Sociedade
05 Março de 2022 | 10h21

Onda de assalto em campos agrícolas “tira sono” aos camponeses da Caála

O aumento de assaltos em campos de cultivo do município da Caála, província do Huambo, está a aterrorizar os camponeses que diariamente perdem as suas culturas, num ano agrícola com indicadores satisfatórios.

Na presente campanha agrícola, as 66 mil 205 famílias camponesas desta municipalidade cultivaram numa área de 99 mil 307.5 hectares, distribuídos pelas comunas da Calenga, Catata e Sede, esta última localizada a 23 quilómetros a Oeste da cidade do Huambo.

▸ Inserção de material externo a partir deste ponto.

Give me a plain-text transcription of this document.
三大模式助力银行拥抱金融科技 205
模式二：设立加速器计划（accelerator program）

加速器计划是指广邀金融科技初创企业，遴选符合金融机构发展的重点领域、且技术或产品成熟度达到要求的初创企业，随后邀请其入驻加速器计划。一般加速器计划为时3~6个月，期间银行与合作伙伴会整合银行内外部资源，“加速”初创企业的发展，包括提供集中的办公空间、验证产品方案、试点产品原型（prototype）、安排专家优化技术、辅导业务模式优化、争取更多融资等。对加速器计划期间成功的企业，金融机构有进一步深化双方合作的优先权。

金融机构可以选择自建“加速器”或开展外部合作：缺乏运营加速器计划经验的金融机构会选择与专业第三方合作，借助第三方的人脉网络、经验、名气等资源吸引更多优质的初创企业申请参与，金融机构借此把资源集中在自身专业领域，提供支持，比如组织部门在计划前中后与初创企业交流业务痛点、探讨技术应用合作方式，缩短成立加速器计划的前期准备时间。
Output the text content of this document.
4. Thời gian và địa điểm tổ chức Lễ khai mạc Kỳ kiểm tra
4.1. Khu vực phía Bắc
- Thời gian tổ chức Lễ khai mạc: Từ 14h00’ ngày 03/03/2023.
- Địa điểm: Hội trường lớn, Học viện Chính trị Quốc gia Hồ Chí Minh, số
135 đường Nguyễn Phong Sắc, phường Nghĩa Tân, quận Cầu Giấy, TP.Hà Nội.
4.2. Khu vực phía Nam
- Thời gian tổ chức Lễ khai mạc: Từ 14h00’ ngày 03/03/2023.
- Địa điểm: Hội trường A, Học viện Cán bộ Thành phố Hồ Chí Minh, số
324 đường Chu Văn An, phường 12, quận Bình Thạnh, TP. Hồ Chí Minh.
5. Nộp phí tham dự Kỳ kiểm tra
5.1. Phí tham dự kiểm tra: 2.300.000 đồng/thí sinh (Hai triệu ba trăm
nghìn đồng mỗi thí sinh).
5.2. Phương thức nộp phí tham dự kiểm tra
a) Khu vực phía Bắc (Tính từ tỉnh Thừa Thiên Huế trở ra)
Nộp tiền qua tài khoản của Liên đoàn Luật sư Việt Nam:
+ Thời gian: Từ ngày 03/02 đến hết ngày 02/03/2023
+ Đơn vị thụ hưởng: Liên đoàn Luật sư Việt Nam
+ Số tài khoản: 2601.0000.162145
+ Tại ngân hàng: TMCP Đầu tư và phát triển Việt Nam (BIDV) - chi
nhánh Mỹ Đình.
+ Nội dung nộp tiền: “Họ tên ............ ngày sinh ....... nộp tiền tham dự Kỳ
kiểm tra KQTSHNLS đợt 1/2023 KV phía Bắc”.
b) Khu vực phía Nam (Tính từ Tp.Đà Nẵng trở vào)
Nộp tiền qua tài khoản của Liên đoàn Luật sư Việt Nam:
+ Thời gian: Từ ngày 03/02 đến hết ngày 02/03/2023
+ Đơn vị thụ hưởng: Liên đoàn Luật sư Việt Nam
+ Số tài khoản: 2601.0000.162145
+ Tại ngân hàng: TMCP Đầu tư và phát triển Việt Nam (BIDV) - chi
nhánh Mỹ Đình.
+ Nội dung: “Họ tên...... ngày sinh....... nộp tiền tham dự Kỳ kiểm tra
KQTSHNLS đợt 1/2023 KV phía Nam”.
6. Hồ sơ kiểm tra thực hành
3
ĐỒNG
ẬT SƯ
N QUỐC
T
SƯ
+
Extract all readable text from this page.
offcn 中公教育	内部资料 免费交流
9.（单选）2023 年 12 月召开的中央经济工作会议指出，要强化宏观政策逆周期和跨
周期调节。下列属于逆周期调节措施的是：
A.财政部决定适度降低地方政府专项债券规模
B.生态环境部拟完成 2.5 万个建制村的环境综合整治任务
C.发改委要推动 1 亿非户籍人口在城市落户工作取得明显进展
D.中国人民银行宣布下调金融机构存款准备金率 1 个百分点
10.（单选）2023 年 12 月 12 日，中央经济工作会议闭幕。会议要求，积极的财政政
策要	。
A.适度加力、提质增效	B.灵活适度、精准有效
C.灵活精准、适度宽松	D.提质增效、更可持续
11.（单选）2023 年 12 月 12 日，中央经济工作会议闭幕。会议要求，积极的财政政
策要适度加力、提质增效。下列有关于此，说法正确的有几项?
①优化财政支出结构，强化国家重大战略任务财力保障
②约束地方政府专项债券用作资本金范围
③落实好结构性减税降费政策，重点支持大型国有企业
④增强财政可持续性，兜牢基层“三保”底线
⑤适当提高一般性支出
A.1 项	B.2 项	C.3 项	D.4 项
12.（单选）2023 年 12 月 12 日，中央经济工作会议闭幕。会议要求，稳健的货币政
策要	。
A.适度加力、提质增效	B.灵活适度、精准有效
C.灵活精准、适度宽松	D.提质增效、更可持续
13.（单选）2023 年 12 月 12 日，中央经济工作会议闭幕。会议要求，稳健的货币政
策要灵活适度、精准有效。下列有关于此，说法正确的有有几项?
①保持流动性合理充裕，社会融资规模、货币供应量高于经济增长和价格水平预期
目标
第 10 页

Numa ronda efectuada hoje, sábado pela ANGOP, constatou-se várias lavras de produção de milho e hortícolas totalmente destruídas por meliantes, principalmente nas localidades de Cangongo, Cassoco, Calueio, Ngumbe e Pedreira.

Os meliantes, organizados em grupos de seis a 10 indivíduos, numa acção rápida, efectuam roubos com recursos à arma branca (objectos contundentes) e motorizadas de três rodas que facilitam o carregamento dos produtos agrícolas.

Os campos de produção de milho e hortícolas constituem os principais alvos dos marginais, numa altura em os camponeses procuram recuperar a produção perdida na época anterior devido à seca.

Augusta Calesso, camponesa da aldeia de Cassoco, disse ter encontrado toda sua lavra de, aproximadamente, um hectar desfeita pelos meliantes que roubaram a produção de batata-rena e milho.

Joaquim Mateus, outro camponês com lavras na aldeia do Calueio, lamentou ter encontrado a sua produção de milho usurpada quando tinha uma previsão de uma colheita positiva e satisfatória.

Aterrorizado com a acção dos meliantes, o produtor Mateus Fernando disse que os camponeses estão a perder as suas culturas devido aos roubos sucessivos de milho e hortícolas.

Reagindo a preocupação dos camponeses, o director da Agricultura no município da Caála, Avelino Kalupeteca, disse ter conhecimento destes factos e participado à Polícia Nacional que pretende reforçar as acções de patrulhamento nas comunidades para contrapor a situação.

"Estamos todos preocupados e tristes com a situação, pois que os camponeses estavam já animados com os bons indicadores de produção, depois de na época anterior terem perdido as culturas em consequência da estiagem”, lamentou.

Sobre o assunto, o Comando da Polícia Nacional no município da Caála promete se pronunciar nos próximos dias.

As autoridades desta municipalidade perspectivam colher 500 mil 602.24 toneladas de produtos diversos agrícolas, entre cereais, tubérculos, leguminosas e hortícolas.